There are no "bullet sponges" here in the traditional sense. If you shoot a robot in its glowing blue weak point, it’s going to take massive damage. If you shoot it in its armored plating, you're wasting ammo. It’s tactical. It’s about precision.
Another misconception is that it’s a "Battle Royale." It’s not. You don't have to be the last one standing. In fact, many successful runs in the Arc Raiders playtest involve zero player kills. You can just be a rat. You can hide in the basement of a ruined house, wait for the chaos to die down, grab some scrap, and sneak out. That’s a valid way to play.
Practical steps for getting into the next playtest
If you want to see what the fuss is about, you can't just download the game. You have to be proactive.
- Steam Request Access: This is the primary way. Go to the Arc Raiders Steam page and hit the "Request Access" button for the Playtest. It’s a lottery, but it’s the most direct route.
- The Discord Factor: Join the official Embark Studios Discord. They often announce "keys" or "waves" of invites there before they happen.
- Hardware Check: Make sure you have an SSD. Testing has shown that the map streaming in UE5 causes major hitching on old-school hard drives. You’ll also want at least 16GB of RAM.
- The "Vibe" Check: If you’re coming from Call of Duty, slow down. The players who survived the longest in the playtest were the ones who used their binoculars more than their triggers.
The game is currently slated for a 2025 release, which means the upcoming playtests are going to be much closer to the "final" vision of the game. Expect more polished UI, better balancing, and hopefully, more maps than just the initial Calabria ruins.
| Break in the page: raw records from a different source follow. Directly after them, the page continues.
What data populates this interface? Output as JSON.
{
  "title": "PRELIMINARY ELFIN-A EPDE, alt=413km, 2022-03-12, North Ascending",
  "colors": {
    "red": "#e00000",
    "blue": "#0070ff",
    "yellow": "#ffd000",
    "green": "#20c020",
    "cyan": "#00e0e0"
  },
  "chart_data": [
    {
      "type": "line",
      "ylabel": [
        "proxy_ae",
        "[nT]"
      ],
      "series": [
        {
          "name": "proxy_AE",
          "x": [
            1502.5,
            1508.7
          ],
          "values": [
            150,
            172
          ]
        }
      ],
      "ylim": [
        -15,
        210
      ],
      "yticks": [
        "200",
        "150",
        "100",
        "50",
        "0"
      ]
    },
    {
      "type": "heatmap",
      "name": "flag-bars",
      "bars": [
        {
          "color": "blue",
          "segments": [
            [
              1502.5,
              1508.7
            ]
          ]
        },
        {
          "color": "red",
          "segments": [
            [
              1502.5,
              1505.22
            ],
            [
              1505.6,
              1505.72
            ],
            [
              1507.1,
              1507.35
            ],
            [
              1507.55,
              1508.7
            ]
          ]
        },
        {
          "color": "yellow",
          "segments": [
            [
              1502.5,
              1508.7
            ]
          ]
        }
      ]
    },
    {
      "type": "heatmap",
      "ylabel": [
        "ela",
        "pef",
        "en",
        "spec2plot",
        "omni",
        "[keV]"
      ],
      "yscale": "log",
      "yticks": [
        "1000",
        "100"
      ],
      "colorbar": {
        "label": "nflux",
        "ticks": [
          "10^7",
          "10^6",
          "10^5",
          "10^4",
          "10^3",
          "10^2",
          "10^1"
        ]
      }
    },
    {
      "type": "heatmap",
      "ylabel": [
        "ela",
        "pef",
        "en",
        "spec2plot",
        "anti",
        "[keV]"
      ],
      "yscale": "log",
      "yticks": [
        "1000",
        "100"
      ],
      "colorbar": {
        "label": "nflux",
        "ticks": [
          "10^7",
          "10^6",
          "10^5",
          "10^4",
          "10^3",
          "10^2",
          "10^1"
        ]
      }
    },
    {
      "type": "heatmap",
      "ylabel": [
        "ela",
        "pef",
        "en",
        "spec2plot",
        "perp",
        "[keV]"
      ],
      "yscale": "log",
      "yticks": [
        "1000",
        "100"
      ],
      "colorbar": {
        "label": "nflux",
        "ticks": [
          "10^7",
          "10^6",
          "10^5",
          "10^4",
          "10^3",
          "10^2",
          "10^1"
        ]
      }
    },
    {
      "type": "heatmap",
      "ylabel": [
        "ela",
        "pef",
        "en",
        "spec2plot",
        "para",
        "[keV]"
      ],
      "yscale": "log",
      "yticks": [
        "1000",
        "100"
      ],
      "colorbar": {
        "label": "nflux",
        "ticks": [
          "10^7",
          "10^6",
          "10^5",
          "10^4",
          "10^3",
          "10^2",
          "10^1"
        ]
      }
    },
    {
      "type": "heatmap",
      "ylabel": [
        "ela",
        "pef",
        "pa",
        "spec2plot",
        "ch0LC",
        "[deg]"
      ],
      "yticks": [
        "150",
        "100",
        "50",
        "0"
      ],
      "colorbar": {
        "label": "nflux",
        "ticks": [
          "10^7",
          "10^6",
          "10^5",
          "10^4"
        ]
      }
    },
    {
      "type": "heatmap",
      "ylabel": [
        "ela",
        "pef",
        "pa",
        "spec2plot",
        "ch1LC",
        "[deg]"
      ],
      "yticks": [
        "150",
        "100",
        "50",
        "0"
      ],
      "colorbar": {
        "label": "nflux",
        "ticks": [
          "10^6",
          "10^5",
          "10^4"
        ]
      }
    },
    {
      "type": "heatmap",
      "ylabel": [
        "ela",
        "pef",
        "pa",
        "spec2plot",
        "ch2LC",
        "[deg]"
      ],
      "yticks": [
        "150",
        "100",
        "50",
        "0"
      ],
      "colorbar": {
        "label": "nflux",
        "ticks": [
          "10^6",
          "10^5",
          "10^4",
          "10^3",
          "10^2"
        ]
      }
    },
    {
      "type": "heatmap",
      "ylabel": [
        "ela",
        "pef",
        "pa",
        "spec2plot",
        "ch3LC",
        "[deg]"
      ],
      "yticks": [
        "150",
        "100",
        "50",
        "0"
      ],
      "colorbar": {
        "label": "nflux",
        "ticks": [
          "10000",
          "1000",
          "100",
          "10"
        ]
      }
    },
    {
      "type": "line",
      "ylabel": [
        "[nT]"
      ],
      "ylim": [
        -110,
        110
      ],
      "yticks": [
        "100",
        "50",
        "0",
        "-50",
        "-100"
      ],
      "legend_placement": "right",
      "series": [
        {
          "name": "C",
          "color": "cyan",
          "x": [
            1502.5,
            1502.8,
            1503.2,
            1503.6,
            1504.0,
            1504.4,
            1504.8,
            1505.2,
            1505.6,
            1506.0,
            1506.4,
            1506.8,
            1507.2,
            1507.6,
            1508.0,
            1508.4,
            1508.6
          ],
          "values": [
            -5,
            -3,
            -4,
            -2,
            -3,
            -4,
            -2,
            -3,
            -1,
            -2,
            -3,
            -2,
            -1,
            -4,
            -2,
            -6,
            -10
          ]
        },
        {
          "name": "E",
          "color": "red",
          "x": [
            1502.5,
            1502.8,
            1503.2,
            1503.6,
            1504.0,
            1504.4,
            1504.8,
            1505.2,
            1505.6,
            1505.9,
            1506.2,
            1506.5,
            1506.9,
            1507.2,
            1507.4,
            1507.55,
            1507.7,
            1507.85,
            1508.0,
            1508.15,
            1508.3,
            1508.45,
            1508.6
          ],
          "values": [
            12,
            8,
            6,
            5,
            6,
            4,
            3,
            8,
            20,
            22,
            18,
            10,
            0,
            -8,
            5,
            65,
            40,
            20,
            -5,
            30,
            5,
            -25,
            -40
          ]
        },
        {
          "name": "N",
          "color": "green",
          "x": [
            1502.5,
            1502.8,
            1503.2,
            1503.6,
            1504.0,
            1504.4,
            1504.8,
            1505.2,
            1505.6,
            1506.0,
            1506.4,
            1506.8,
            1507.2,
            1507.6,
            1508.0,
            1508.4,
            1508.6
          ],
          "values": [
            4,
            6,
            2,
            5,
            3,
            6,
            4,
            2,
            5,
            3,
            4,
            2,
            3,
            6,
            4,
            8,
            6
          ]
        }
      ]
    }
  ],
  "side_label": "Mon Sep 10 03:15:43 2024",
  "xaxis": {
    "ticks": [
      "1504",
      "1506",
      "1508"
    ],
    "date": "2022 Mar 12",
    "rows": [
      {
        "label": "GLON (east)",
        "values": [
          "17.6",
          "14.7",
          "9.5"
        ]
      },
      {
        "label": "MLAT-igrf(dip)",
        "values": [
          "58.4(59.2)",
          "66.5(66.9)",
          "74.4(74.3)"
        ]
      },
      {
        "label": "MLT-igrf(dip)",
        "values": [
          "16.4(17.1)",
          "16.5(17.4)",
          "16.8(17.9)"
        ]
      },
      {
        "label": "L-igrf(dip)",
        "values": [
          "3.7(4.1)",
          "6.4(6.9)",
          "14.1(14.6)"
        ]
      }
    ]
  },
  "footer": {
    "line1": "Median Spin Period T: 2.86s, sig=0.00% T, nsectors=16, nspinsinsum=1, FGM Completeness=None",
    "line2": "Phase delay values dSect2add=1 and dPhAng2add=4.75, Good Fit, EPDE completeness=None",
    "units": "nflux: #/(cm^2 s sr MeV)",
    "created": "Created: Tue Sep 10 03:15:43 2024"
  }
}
Don't go in expecting a mindless shooter. Go in expecting a game that wants to punish you for being loud, rewards you for being smart, and occasionally terrifies you with a three-story-tall robot that sounds like a dying orchestra. It’s a weird, beautiful, stressful mess, and it’s easily one of the most unique projects coming out of the Swedish dev scene right now.
Keep an eye on your email for that invite; the ARC is already watching.